Veterinary and Biomedical Sciences, Department of


Date of this Version

September 2000


Published in J Vet Diagn Invest 12:233–239 (2000).


The objective of this study was to determine whether a strain of Chlamydia suis shown previously to be an intestinal pathogen in gnotobiotic piglets could cause diarrhea and intestinal lesions in young weanling pigs. Pigs from 2 sows were randomly assigned to 2 groups. Group 1 included 13 pigs that were weaned at 24 hours of age and then housed in isolator units and fed milk replacer and unmedicated starter ration. Group 2 included 8 pigs that nursed their respective sows, consumed unmedicated starter ration, and were weaned at 21 days of age. Ten pigs in group 1 and 6 pigs in group 2 were inoculated orally with 4 x 10S inclusion-forming units of C. suis strain R27 at 21 days of age.

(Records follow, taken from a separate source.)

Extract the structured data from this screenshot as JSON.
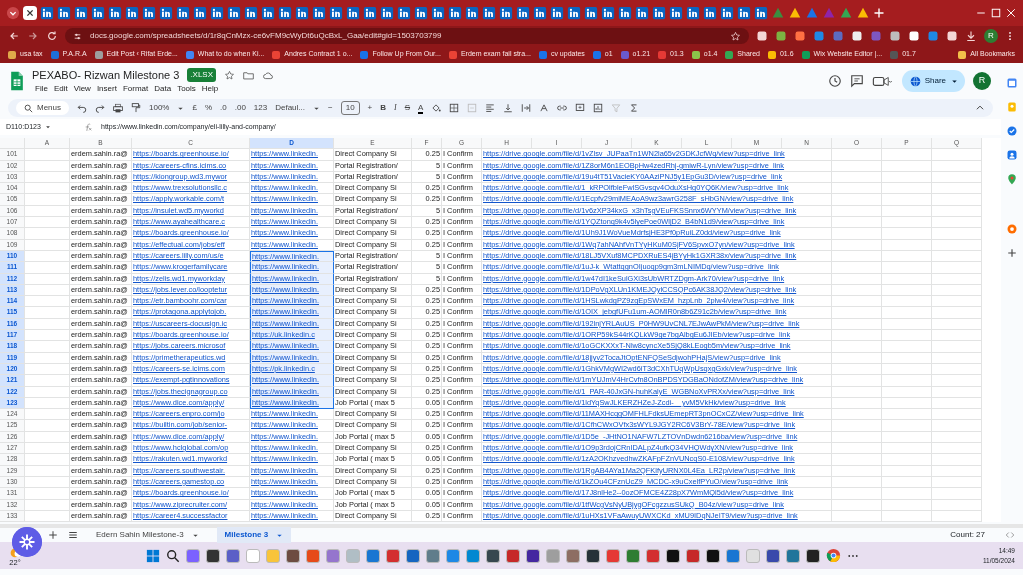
{
  "browser": {
    "url": "docs.google.com/spreadsheets/d/1r8qCnMzx-ce6vFM9cWyDt6uQcBxL_Gaa/edit#gid=1503703799",
    "profile": "R",
    "all_bookmarks": "All Bookmarks",
    "bookmarks": [
      "usa tax",
      "P.A.R.A",
      "Edit Post ‹ Rifat Erde...",
      "What to do when Ki...",
      "Andres Contract 1 o...",
      "Follow Up From Our...",
      "Erdem exam fail stra...",
      "cv updates",
      "o1",
      "o1.21",
      "01.3",
      "o1.4",
      "Shared",
      "01.6",
      "Wix Website Editor |...",
      "01.7"
    ]
  },
  "doc": {
    "title": "PEXABO- Rizwan Milestone 3",
    "badge": ".XLSX",
    "menu": [
      "File",
      "Edit",
      "View",
      "Insert",
      "Format",
      "Data",
      "Tools",
      "Help"
    ],
    "share": "Share",
    "avatar": "R"
  },
  "toolbar": {
    "search": "Menus",
    "zoom": "100%",
    "currency": "£",
    "percent": "%",
    "decrease_decimal": ".0",
    "increase_decimal": ".00",
    "number_format": "123",
    "font": "Defaul...",
    "font_size": "10",
    "minus": "−",
    "plus": "+",
    "bold": "B",
    "italic": "I",
    "strike": "S",
    "text_color": "A"
  },
  "formula_bar": {
    "name_box": "D110:D123",
    "formula": "https://www.linkedin.com/company/eli-lilly-and-company/"
  },
  "columns": [
    {
      "label": "A",
      "selected": false
    },
    {
      "label": "B",
      "kind": "text",
      "selected": false
    },
    {
      "label": "C",
      "kind": "link",
      "selected": false
    },
    {
      "label": "D",
      "kind": "link",
      "selected": true
    },
    {
      "label": "E",
      "kind": "text",
      "selected": false
    },
    {
      "label": "F",
      "kind": "number",
      "selected": false
    },
    {
      "label": "G",
      "kind": "text",
      "selected": false
    },
    {
      "label": "H",
      "kind": "link",
      "selected": false
    },
    {
      "label": "I",
      "selected": false
    },
    {
      "label": "J",
      "selected": false
    },
    {
      "label": "K",
      "selected": false
    },
    {
      "label": "L",
      "selected": false
    },
    {
      "label": "M",
      "selected": false
    },
    {
      "label": "N",
      "selected": false
    },
    {
      "label": "O",
      "selected": false
    },
    {
      "label": "P",
      "selected": false
    },
    {
      "label": "Q",
      "selected": false
    }
  ],
  "rows": [
    {
      "number": "101",
      "selected": false,
      "cells": [
        "erdem.sahin.ra@",
        "https://boards.greenhouse.io/",
        "https://www.linkedin.",
        "Direct Company Si",
        "0.25",
        "I Confirm",
        "https://drive.google.com/file/d/1vZlsv_JUPaaTn1WN2la65v2GDKJcfWq/view?usp=drive_link"
      ]
    },
    {
      "number": "102",
      "selected": false,
      "cells": [
        "erdem.sahin.ra@",
        "https://careers-cfins.icims.co",
        "https://www.linkedin.",
        "Portal Registration/",
        "5",
        "I Confirm",
        "https://drive.google.com/file/d/1Z8orM6n1EOBpHw4zedRhj-gmiwR-Lyn/view?usp=drive_link"
      ]
    },
    {
      "number": "103",
      "selected": false,
      "cells": [
        "erdem.sahin.ra@",
        "https://kiongroup.wd3.mywor",
        "https://www.linkedin.",
        "Portal Registration/",
        "5",
        "I Confirm",
        "https://drive.google.com/file/d/19u4tT51VacieKY0AAziPNJ5y1EpGu3D/view?usp=drive_link"
      ]
    },
    {
      "number": "104",
      "selected": false,
      "cells": [
        "erdem.sahin.ra@",
        "https://www.trexsolutionsllc.c",
        "https://www.linkedin.",
        "Direct Company Si",
        "0.25",
        "I Confirm",
        "https://drive.google.com/file/d/1_kRPOlfbleFwlSGvsqv4OduXsHg0YQ6K/view?usp=drive_link"
      ]
    },
    {
      "number": "105",
      "selected": false,
      "cells": [
        "erdem.sahin.ra@",
        "https://apply.workable.com/t",
        "https://www.linkedin.",
        "Direct Company Si",
        "0.25",
        "I Confirm",
        "https://drive.google.com/file/d/1Ecpfv29miMEAoA9wz3awrG258F_sHbGN/view?usp=drive_link"
      ]
    },
    {
      "number": "106",
      "selected": false,
      "cells": [
        "erdem.sahin.ra@",
        "https://insulet.wd5.myworkd",
        "https://www.linkedin.",
        "Portal Registration/",
        "5",
        "I Confirm",
        "https://drive.google.com/file/d/1v6zXP34kxG_x3hTsgVEuFKSSnnx6WYYM/view?usp=drive_link"
      ]
    },
    {
      "number": "107",
      "selected": false,
      "cells": [
        "erdem.sahin.ra@",
        "https://www.ayahealthcare.c",
        "https://www.linkedin.",
        "Direct Company Si",
        "0.25",
        "I Confirm",
        "https://drive.google.com/file/d/1YQZtonq9k4v5lyePoe0WljD2_B4bN1d9/view?usp=drive_link"
      ]
    },
    {
      "number": "108",
      "selected": false,
      "cells": [
        "erdem.sahin.ra@",
        "https://boards.greenhouse.io/",
        "https://www.linkedin.",
        "Direct Company Si",
        "0.25",
        "I Confirm",
        "https://drive.google.com/file/d/1Uh9J1WoVueMdrfsjHE3Pf0pRuiLZ0dd/view?usp=drive_link"
      ]
    },
    {
      "number": "109",
      "selected": false,
      "cells": [
        "erdem.sahin.ra@",
        "https://effectual.com/jobs/eff",
        "https://www.linkedin.",
        "Direct Company Si",
        "0.25",
        "I Confirm",
        "https://drive.google.com/file/d/1Wq7ahNAhfVnTYyHKuM0SjFV6SpvxO7yn/view?usp=drive_link"
      ]
    },
    {
      "number": "110",
      "selected": true,
      "cells": [
        "erdem.sahin.ra@",
        "https://careers.lilly.com/us/e",
        "https://www.linkedin.",
        "Portal Registration/",
        "5",
        "I Confirm",
        "https://drive.google.com/file/d/18LJ5VXuf8MCPDXRuES4jBYyHk1GXR38x/view?usp=drive_link"
      ]
    },
    {
      "number": "111",
      "selected": true,
      "cells": [
        "erdem.sahin.ra@",
        "https://www.krogerfamilycare",
        "https://www.linkedin.",
        "Portal Registration/",
        "5",
        "I Confirm",
        "https://drive.google.com/file/d/1uJ-k_WtattqgnOIjuoqp9gm3mLNIMDq/view?usp=drive_link"
      ]
    },
    {
      "number": "112",
      "selected": true,
      "cells": [
        "erdem.sahin.ra@",
        "https://zelis.wd1.myworkday",
        "https://www.linkedin.",
        "Portal Registration/",
        "5",
        "I Confirm",
        "https://drive.google.com/file/d/1w47dI1keSulGXi3sUbWRTZDgm-Ark70/view?usp=drive_link"
      ]
    },
    {
      "number": "113",
      "selected": true,
      "cells": [
        "erdem.sahin.ra@",
        "https://jobs.lever.co/looptetur",
        "https://www.linkedin.",
        "Direct Company Si",
        "0.25",
        "I Confirm",
        "https://drive.google.com/file/d/1DPoVgXLUn1KMEJQylCCSQPc6AK38JQ2/view?usp=drive_link"
      ]
    },
    {
      "number": "114",
      "selected": true,
      "cells": [
        "erdem.sahin.ra@",
        "https://etr.bamboohr.com/car",
        "https://www.linkedin.",
        "Direct Company Si",
        "0.25",
        "I Confirm",
        "https://drive.google.com/file/d/1HSLwkdgPZ9zgEpSWxEM_hzpLnb_2plw4/view?usp=drive_link"
      ]
    },
    {
      "number": "115",
      "selected": true,
      "cells": [
        "erdem.sahin.ra@",
        "https://protagona.applytojob.",
        "https://www.linkedin.",
        "Direct Company Si",
        "0.25",
        "I Confirm",
        "https://drive.google.com/file/d/1OIX_jebgfUFu1um-AOMlR0n8b6Z91c2b/view?usp=drive_link"
      ]
    },
    {
      "number": "116",
      "selected": true,
      "cells": [
        "erdem.sahin.ra@",
        "https://uscareers-docusign.ic",
        "https://www.linkedin.",
        "Direct Company Si",
        "0.25",
        "I Confirm",
        "https://drive.google.com/file/d/192lnjYRLAuUS_P0HW9UvCNL7EJwAwPkM/view?usp=drive_link"
      ]
    },
    {
      "number": "117",
      "selected": true,
      "cells": [
        "erdem.sahin.ra@",
        "https://boards.greenhouse.io/",
        "https://uk.linkedin.c",
        "Direct Company Si",
        "0.25",
        "I Confirm",
        "https://drive.google.com/file/d/1ORP59kS44rKQLkW9ge7bgAlbgEu6JIEb/view?usp=drive_link"
      ]
    },
    {
      "number": "118",
      "selected": true,
      "cells": [
        "erdem.sahin.ra@",
        "https://jobs.careers.microsof",
        "https://www.linkedin.",
        "Direct Company Si",
        "0.25",
        "I Confirm",
        "https://drive.google.com/file/d/1oGCKXXxT-Nlw8cyncXe5SjQ8kLEogb5m/view?usp=drive_link"
      ]
    },
    {
      "number": "119",
      "selected": true,
      "cells": [
        "erdem.sahin.ra@",
        "https://primetherapeutics.wd",
        "https://www.linkedin.",
        "Direct Company Si",
        "0.25",
        "I Confirm",
        "https://drive.google.com/file/d/18jjyv2TocaJtOptENFQSeSdjwohPHajS/view?usp=drive_link"
      ]
    },
    {
      "number": "120",
      "selected": true,
      "cells": [
        "erdem.sahin.ra@",
        "https://careers-se.icims.com",
        "https://pk.linkedin.c",
        "Direct Company Si",
        "0.25",
        "I Confirm",
        "https://drive.google.com/file/d/1GhkVMgWI2wd6iT3dCXhTUqWpUsqxgGxk/view?usp=drive_link"
      ]
    },
    {
      "number": "121",
      "selected": true,
      "cells": [
        "erdem.sahin.ra@",
        "https://exempt-pgtinnovations",
        "https://www.linkedin.",
        "Direct Company Si",
        "0.25",
        "I Confirm",
        "https://drive.google.com/file/d/1mYUJmV4HrCvfn8OnBPDSYDGBaONdofZM/view?usp=drive_link"
      ]
    },
    {
      "number": "122",
      "selected": true,
      "cells": [
        "erdem.sahin.ra@",
        "https://jobs.thecignagroup.co",
        "https://www.linkedin.",
        "Direct Company Si",
        "0.25",
        "I Confirm",
        "https://drive.google.com/file/d/1_PAR-40JxGN-huhKalyE_WGBNoXvPRXx/view?usp=drive_link"
      ]
    },
    {
      "number": "123",
      "selected": true,
      "cells": [
        "erdem.sahin.ra@",
        "https://www.dice.com/apply/",
        "https://www.linkedin.",
        "Job Portal ( max 5",
        "0.05",
        "I Confirm",
        "https://drive.google.com/file/d/1ldYqSwJLKERZHZeJ-Zcdi-__yvM5VkHk/view?usp=drive_link"
      ]
    },
    {
      "number": "124",
      "selected": false,
      "cells": [
        "erdem.sahin.ra@",
        "https://careers.enpro.com/jo",
        "https://www.linkedin.",
        "Direct Company Si",
        "0.25",
        "I Confirm",
        "https://drive.google.com/file/d/11MAXHcqgOMFHLFdksUEmepRT3pnOCxCZ/view?usp=drive_link"
      ]
    },
    {
      "number": "125",
      "selected": false,
      "cells": [
        "erdem.sahin.ra@",
        "https://builtin.com/job/senior-",
        "https://www.linkedin.",
        "Direct Company Si",
        "0.25",
        "I Confirm",
        "https://drive.google.com/file/d/1CfhCWxOVfx3sWYL9JGY2RC6V3BrY-78E/view?usp=drive_link"
      ]
    },
    {
      "number": "126",
      "selected": false,
      "cells": [
        "erdem.sahin.ra@",
        "https://www.dice.com/apply/",
        "https://www.linkedin.",
        "Job Portal ( max 5",
        "0.05",
        "I Confirm",
        "https://drive.google.com/file/d/1D5e_-JHtNO1NAFW7LZTOVnDwdn6216ba/view?usp=drive_link"
      ]
    },
    {
      "number": "127",
      "selected": false,
      "cells": [
        "erdem.sahin.ra@",
        "https://www.hclglobal.com/op",
        "https://www.linkedin.",
        "Direct Company Si",
        "0.25",
        "I Confirm",
        "https://drive.google.com/file/d/1O9p3rdojCRnIDALpZ4ufkQ34VHQWdyXN/view?usp=drive_link"
      ]
    },
    {
      "number": "128",
      "selected": false,
      "cells": [
        "erdem.sahin.ra@",
        "https://rakuten.wd1.myworkd",
        "https://www.linkedin.",
        "Job Portal ( max 5",
        "0.05",
        "I Confirm",
        "https://drive.google.com/file/d/1zA2OKhzvedhwZKAFpFZnVUNcqS0-E108/view?usp=drive_link"
      ]
    },
    {
      "number": "129",
      "selected": false,
      "cells": [
        "erdem.sahin.ra@",
        "https://careers.southwestair.",
        "https://www.linkedin.",
        "Direct Company Si",
        "0.25",
        "I Confirm",
        "https://drive.google.com/file/d/1RgAB4AYa1Ma2QFKlfyURNX0L4Ea_LR2p/view?usp=drive_link"
      ]
    },
    {
      "number": "130",
      "selected": false,
      "cells": [
        "erdem.sahin.ra@",
        "https://careers.gamestop.co",
        "https://www.linkedin.",
        "Direct Company Si",
        "0.25",
        "I Confirm",
        "https://drive.google.com/file/d/1kZOu4CFznUcZ9_MCDC-x9uCxelfPYuO/view?usp=drive_link"
      ]
    },
    {
      "number": "131",
      "selected": false,
      "cells": [
        "erdem.sahin.ra@",
        "https://boards.greenhouse.io/",
        "https://www.linkedin.",
        "Job Portal ( max 5",
        "0.05",
        "I Confirm",
        "https://drive.google.com/file/d/17J8nlHe2--0ozOFMCE4Z28pX7WmMQl5d/view?usp=drive_link"
      ]
    },
    {
      "number": "132",
      "selected": false,
      "cells": [
        "erdem.sahin.ra@",
        "https://www.ziprecruiter.com/",
        "https://www.linkedin.",
        "Job Portal ( max 5",
        "0.05",
        "I Confirm",
        "https://drive.google.com/file/d/1tfWcgVsNyUBjygOFcgzzusSUkQ_B04z/view?usp=drive_link"
      ]
    },
    {
      "number": "133",
      "selected": false,
      "cells": [
        "erdem.sahin.ra@",
        "https://career4.successfactor",
        "https://www.linkedin.",
        "Direct Company Si",
        "0.25",
        "I Confirm",
        "https://drive.google.com/file/d/1uHXs1VFaAwuyUWXCKd_xMU9IDqNJeIT9/view?usp=drive_link"
      ]
    }
  ],
  "sheets": [
    {
      "label": "Edern Sahin Milestone-3",
      "selected": false
    },
    {
      "label": "Milestone 3",
      "selected": true
    }
  ],
  "status": {
    "count": "Count: 27"
  },
  "taskbar": {
    "temperature": "22°",
    "time": "14:49",
    "date": "11/05/2024"
  }
}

Control pigs were inoculated with sham inoculum. The pigs were necropsied 5–14 days postinoculation (DPI). None of the Chlamydia-infected pigs developed diarrhea. Villus atrophy was seen histologically in sections of ileum from Chlamydia-infected pigs in both groups 5 and 7 days DPI. Lymphangitis and multiple lymphohistiocytic and neutrophilic aggregates were seen in the submucosa, tunica muscularis, and serosa of the distal jejunum, ileum, and colon from Chlamydia-infected pigs in both groups 5–14 DPI. Immunostaining of sections of distal jejunum, ileum, and colon from infected pigs revealed chlamydial antigen in intestinal epithelium and in foci of lymphangitis/inflammation. The results indicated that C. suis strain R27 can cause intestinal lesions in young weanling pigs, and the lesions are similar to those seen in gnotobiotic piglets. The results also indicated that strain R27 causes asymptomatic intestinal infections in young weanling pigs, at least under the conditions of this study.